Every democracy demands a space for communities of writers who are organizing for social justice, as well as offer high-quality writing instruction to those on the margins of access.  Too often, the people who most need writing support can least afford it, and as a result, only the best-resourced can pay for the kind of writing help that leads to greater economic opportunity and political power.  Without services like the PWC, the wealth gap can be expected to increase as only the rich gain access to the services which will professionally advance them, and only the rich will be able to do the kind of writing which advocates for their political interests.  The PWC instead equips organizers with the all-powerful skill of written communication so that they can gain a foothold politically.

What is Pop Ed?



The PWC is in the "pop ed" (popular education) tradition of the Highlander Folk School--the school for direct action in Tennessee--in that the PWC teaches the skills needed to build grassroots democracy.  The PWC is also in the tradition of the experimental college, which began in the 1960’s at institutions like Oberlin and Berkeley, in that both are radical democratizations of education.  The experimental college in the U.S. offers a free education within an accredited body.  For example, the University of Minnesota chapter of EXCO-TC (the Experimental College of the Twin Cities) is a place “where everyone is a teacher and everyone is a learner.”  The PWC is like EXCO in that it is free and politically radical, but the PWC focuses on writing in particular. 

What To Expect

Our philosophy of writing consultation is based on a model of education which is anti-oppressive and anti-hierarchical and strives to reimage education as liberation.  This often means that we “de-school” each other on what we have been taught “good writing” is, or what “good teaching” is.  Too often, “good writing” means “correct,” and “good teaching” means authoritarianism.  To us, good writing is the kind of writing that works best in a particular situation.  To us, good teaching is working against the hierarchies that structure social relations in too many educational settings.  And good writing consultation means:

 1.  We have as much to learn from you as you do from us.  For example, you know what you want to say, and you know the subject area more than we do.

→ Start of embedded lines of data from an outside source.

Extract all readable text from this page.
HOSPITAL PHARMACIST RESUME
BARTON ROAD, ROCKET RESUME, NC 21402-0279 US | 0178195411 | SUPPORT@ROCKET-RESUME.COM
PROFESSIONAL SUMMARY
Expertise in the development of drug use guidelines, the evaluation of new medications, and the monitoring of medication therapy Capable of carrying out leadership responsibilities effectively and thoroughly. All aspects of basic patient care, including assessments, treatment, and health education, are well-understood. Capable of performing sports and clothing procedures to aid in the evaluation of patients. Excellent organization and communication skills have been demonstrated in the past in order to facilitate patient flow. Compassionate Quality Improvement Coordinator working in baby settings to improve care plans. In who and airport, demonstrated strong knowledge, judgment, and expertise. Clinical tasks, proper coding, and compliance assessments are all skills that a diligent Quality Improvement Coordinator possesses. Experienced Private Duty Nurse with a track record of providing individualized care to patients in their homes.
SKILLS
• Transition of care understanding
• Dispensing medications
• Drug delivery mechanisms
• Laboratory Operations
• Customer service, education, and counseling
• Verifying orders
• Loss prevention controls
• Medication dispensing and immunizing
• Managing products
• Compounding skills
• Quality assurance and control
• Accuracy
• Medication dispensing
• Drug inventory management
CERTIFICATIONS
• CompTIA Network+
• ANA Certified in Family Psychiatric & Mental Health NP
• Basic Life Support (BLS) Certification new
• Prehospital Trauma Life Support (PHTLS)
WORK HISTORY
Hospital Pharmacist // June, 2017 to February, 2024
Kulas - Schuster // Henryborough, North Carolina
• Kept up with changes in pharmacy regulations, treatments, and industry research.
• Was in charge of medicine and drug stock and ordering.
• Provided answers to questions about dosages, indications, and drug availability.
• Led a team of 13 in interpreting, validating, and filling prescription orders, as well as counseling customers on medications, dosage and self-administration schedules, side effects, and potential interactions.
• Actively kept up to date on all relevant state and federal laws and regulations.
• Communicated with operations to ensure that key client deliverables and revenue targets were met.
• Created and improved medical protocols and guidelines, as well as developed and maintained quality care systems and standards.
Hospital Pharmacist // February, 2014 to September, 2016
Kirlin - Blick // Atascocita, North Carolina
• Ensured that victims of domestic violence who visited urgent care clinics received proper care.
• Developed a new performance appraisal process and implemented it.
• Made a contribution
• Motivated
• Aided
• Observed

2.  We ask a lot of questions of you (to determine what your intention was) before we make recommendations.

3.  We encourage you to take ownership over your own writing, so we’re not offended if you reject any of our suggestions.

An Anti-Racist Writing Center

Championing Linguistic Diversity


At the PWC, we think of writing as not just a discrete skill used to communicate.  We see writing as a path to self-discovery, to making social change, and to re-imagining what’s possible in our world.  As we have seen so often, texts can both reflect the world, and change it. 


For this reason, we are committed to a holistic approach of writing instruction and consultation: as a writer at the PWC, you will learn not just the skill necessary to complete a particular writing project; you will also practice writing as a way of making change within yourself and in the world. 


Because we are committed to reimaging our world, we are committed to an explicitly anti-racist writing center.  This certainly requires a commitment to racial diversity in our consultants, writers, committee members, partners, and staff.  But building an anti-racist space in a white supremacist world requires much more than that.  We are committed to:


1.  Talking to writers and community partners about race and racism.

2.  Educating ourselves as consultants, committee members, and staff members about how racism and equity show up in the world and at the PWC.

3.  Pointing out that writing is “rhetorical”—that is, there is no such thing as “correct” or “incorrect” language use; what’s best in a text depends on context and the writer’s purpose.

4.  Embracing linguistic diversity: we believe that all languages are equal, and all vernaculars are equal.  For example, African-American Vernacular English is honored at the PWC, where we believe that AAVE is a full-fledged language that should be used in the contexts in which the writer elects to use it.


The PWC embraces other kinds of diversity as well.  For example, we identify our pronouns, and ask you if you’d like to identify yours.  This is because we believe the foundation of teaching is embracing who our writers are. 


Thanks to Dr. Asao Inoue and the writing consultants at the University of Washington-Tacoma for inspiring these tenets of anti-racist writing center work through the Inclusivity Statement at UW’s Writing Center.